Sometimes when it comes to Cuba, the divide between words and deeds  or non-deeds  is too great. That’s no surprise, of course, but there comes a point where silence is not golden, and lies need to be exposed. That’s especially true about Cuba. U.S. imperial rulers work hard to keep Cuba below the radar of public awareness.
Take, for example, President Obama’s speech in Oslo. He says: “The promotion of human rights cannot be about exhortation alone. At times, it must be coupled with painstaking diplomacy.” That’s a non-deed in regard to Cuba. “I also know that sanctions without outreach  and condemnation without discussion  can carry forward a crippling status quo.” To square words with deeds, Obama could drop sanctions on Cuba or reach out and/or discuss.
Inaction can be malevolent. Gerardo Hernandez is one of the Cuban Five prisoners thrown into U.S. jails over eleven years ago for defending their country against U.S. terrorism. Convicted of conspiracy to commit murder, he is serving a life sentence, one of two. Gerardo is said to have informed Cuban defenders that planes flown by the Brothers to the Rescue in 1996 had left southern Florida (and were picked up by Cuban radar) presumably to enter Cuban airspace, as they had done repeatedly. Cuban fighter jets attacked, killing four pilots.
Who conspired? Florida CBS4 news service last month claimed Washington could have prevented the deaths by blocking the Brothers to the Rescue from flying. Material from declassified federal documents and interviews documented U.S. government awareness of Cuban warnings and U.S. failure to warn the anti-Cuban Brothers to the Rescue. “We wouldn’t have flown that day had we known,” José Basulto, the group’s head, told the interviewer.

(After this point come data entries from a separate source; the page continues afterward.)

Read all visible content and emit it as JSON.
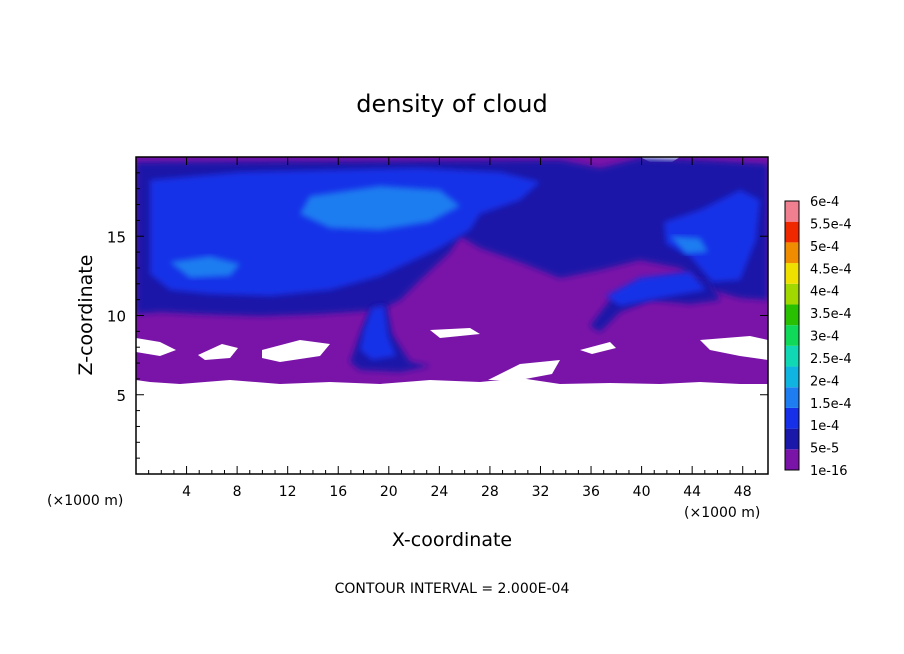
{
  "chart_data": {
    "type": "heatmap",
    "title": "density of cloud",
    "xlabel": "X-coordinate",
    "ylabel": "Z-coordinate",
    "x_unit_left": "(×1000 m)",
    "x_unit_right": "(×1000 m)",
    "xlim": [
      0,
      50
    ],
    "ylim": [
      0,
      20
    ],
    "x_ticks": [
      4,
      8,
      12,
      16,
      20,
      24,
      28,
      32,
      36,
      40,
      44,
      48
    ],
    "y_ticks": [
      5,
      10,
      15
    ],
    "x_tick_labels": [
      "4",
      "8",
      "12",
      "16",
      "20",
      "24",
      "28",
      "32",
      "36",
      "40",
      "44",
      "48"
    ],
    "y_tick_labels": [
      "5",
      "10",
      "15"
    ],
    "footer": "CONTOUR INTERVAL = 2.000E-04",
    "colorbar": {
      "levels": [
        "1e-16",
        "5e-5",
        "1e-4",
        "1.5e-4",
        "2e-4",
        "2.5e-4",
        "3e-4",
        "3.5e-4",
        "4e-4",
        "4.5e-4",
        "5e-4",
        "5.5e-4",
        "6e-4"
      ],
      "colors": [
        "#7a14a8",
        "#1a18a8",
        "#1530e8",
        "#1e7df0",
        "#10b4e0",
        "#10d8b4",
        "#10d858",
        "#28c000",
        "#a0d800",
        "#f0e000",
        "#f08c00",
        "#f02800",
        "#f08090"
      ]
    },
    "field": {
      "cloud_base_km": 6,
      "cloud_top_km": 20,
      "description_levels": "purple 1e-16 outer cloud, blue 5e-5 to 1.5e-4 core"
    }
  }
}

The deed to match the words of these declassified documents would be to undo Gerardo’s conviction. The U.S. President, moreover, has the authority to release him and the four other Cuban Five prisoners.
Then there is the old story of the U.S. government as terror perpetrator while fighting a so-called anti-terrorist war. Documents released in October by the National Security Archives (NSA) confirm Luis Posada Carriles’ ties with the CIA and the Cuban American National Foundation. They complement documents released earlier demonstrating arrangements by Posada and Orlando Bosch to bomb a Cuban airliner in 1976, in the process killing 73 passengers and crew members.
The deed that would fit is extradition of Posada, as requested, to Venezuela, where the bombing plot was hatched. Posada and Bosch live comfortably in Miami. Recent reminders of violent crimes of previous administrations bring up the possibility of a response from the present, supposedly anti-terrorist U.S. government. U.S. intelligence documents published last month by the Spanish Daily El Mundo show prior knowledge by the CIA, U.S. State Department, and Spanish intelligence services of the attack 20 years ago by El Salvadoran soldiers that killed kill seven Jesuit academicians, their housekeeper, and her daughter. The killers were U.S.-trained. A report released in Puerto Rico earlier this month, again based on declassified U.S. intelligence documents, confirmed FBI knowledge of preparations by right wing Cuban-Americans to kill Puerto Rican independence leader Juan Mari Brás. In the end, terrorists killed his son Santiago Mari Pesquera on March 24, 1976. Jean-Guy Allard, writing in the Cuban Granma newspaper accuses the New York-based Human Rights Foundation and its former General Secretary Armando Valladares of CIA connections. Valladares, jailed in Cuba as a Batista informer and saboteur, became a Reagan appointee to the UN. His departure from New York earlier this year came about following revelations that the Foundation had supported a plot to assassinate Bolivian President Evo Morales foiled last April by Bolivian police. Valladares moved on to Honduras where he has helped prop up the Roberto Micheletti coup regime.
With these revelations, President Obama has the opportunity of doing the right thing about violent crimes from the past, as he was supposed to have done regarding the Guantanamo prison and torture.
His likely failure to do so, however, will not surprise. His job description as custodian of imperial dominion is demanding. The first rule: spare nothing by way of lying, legal slipperiness, and hypocrisy in serving the cause.